- Interactive map of Nogata
- Coordinates: 35°43′01″N 139°39′22″E﻿ / ﻿35.717°N 139.656°E
- Country: Japan
- Prefecture: Tokyo
- Special ward: Nakano

Population (1 October 2020)
- • Total: 21,573
- Time zone: UTC+09:00
- ZIP code: 165-0027
- Telephone area code: 03

= Nogata, Tokyo =

District in Nakano, Tokyo, Japan

Nogata (野方) is a district of Nakano, Tokyo, Japan.

As of October 2020, the population of this district is 21,573. The postal code for Nogata is 165-0027.

==Geography==
Nogata borders Maruyama in the north, Arai and Numabukuro to the east, Nakano and Kōenji to the south, and Yamatochō, Wakamiya, and Saginomiya to the west.

==Education==
Nakano City Board of Education (中野区教育委員会) operates public elementary and junior high schools.

Schools in Nogata:
- Kitahara Elementary School (中野区立北原小学校)

The zone for Kitahara Elementary includes 6-chome and parts of 3-5 chome.

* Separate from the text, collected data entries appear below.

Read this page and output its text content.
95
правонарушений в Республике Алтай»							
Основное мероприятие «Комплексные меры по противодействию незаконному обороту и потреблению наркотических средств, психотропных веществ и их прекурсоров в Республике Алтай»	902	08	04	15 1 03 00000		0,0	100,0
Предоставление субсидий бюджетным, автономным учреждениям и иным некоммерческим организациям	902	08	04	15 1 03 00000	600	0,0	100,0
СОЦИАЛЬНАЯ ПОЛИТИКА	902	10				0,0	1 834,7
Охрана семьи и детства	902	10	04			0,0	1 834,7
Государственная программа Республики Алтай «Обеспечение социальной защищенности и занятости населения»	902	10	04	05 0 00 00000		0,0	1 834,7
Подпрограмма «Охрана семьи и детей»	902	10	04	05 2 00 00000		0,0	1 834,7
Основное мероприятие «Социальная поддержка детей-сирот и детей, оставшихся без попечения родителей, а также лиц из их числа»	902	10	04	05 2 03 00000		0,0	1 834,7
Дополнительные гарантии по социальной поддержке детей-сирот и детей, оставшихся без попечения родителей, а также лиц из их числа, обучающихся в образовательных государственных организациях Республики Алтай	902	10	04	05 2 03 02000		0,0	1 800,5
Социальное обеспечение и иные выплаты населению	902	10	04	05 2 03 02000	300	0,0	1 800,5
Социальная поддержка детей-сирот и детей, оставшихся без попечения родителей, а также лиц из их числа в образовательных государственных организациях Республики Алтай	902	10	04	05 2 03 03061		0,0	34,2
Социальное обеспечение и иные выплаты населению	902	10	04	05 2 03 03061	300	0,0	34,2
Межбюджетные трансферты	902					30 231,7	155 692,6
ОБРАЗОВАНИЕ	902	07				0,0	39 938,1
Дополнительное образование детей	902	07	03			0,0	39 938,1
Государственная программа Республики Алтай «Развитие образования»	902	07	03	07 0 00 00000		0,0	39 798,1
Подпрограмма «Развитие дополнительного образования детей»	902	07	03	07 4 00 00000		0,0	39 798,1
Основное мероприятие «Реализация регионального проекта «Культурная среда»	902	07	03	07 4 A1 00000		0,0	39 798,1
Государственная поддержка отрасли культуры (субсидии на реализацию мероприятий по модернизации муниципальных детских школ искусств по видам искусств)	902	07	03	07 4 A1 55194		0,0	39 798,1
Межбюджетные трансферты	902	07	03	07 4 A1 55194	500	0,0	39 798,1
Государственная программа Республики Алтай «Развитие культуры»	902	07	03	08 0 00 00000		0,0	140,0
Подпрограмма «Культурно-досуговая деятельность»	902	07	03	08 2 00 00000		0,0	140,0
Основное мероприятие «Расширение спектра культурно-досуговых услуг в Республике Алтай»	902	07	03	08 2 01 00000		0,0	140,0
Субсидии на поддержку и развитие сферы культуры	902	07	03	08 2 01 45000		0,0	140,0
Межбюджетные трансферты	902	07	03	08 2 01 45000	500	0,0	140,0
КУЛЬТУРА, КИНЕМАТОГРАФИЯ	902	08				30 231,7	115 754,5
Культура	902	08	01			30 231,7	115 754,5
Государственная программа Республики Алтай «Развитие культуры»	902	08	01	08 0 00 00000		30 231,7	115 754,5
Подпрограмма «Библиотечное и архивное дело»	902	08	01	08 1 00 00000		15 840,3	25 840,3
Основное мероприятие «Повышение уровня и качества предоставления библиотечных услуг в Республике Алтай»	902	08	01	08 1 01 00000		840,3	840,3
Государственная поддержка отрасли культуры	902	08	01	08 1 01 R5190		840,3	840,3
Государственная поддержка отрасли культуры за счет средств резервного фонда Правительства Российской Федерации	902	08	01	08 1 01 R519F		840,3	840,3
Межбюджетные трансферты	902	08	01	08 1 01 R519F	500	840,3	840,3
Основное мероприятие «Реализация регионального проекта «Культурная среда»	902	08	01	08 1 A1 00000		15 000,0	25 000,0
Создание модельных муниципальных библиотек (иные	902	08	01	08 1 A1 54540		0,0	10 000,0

The zone for Heiwa-no-Mori Elementary School (平和の森小学校) includes parts of 1-2 and 3-chome. The zone for Keimei Elementary School (啓明小学校) includes parts of 1-2 and 5-chome. The zone of Midorino Elementary School (緑野小学校) includes a part of 4-chome.

Areas zoned to Midorino Junior High School (緑野中学校) include all of 3-4 and 6-chome, and parts of 2 and 5-chome. The zone of Nakano Junior High School (中野中学校) includes portions of 1 and 2-chome. The zone for Meiwa Junior High School (明和中学校) includes parts of 1-2 and 5-chome.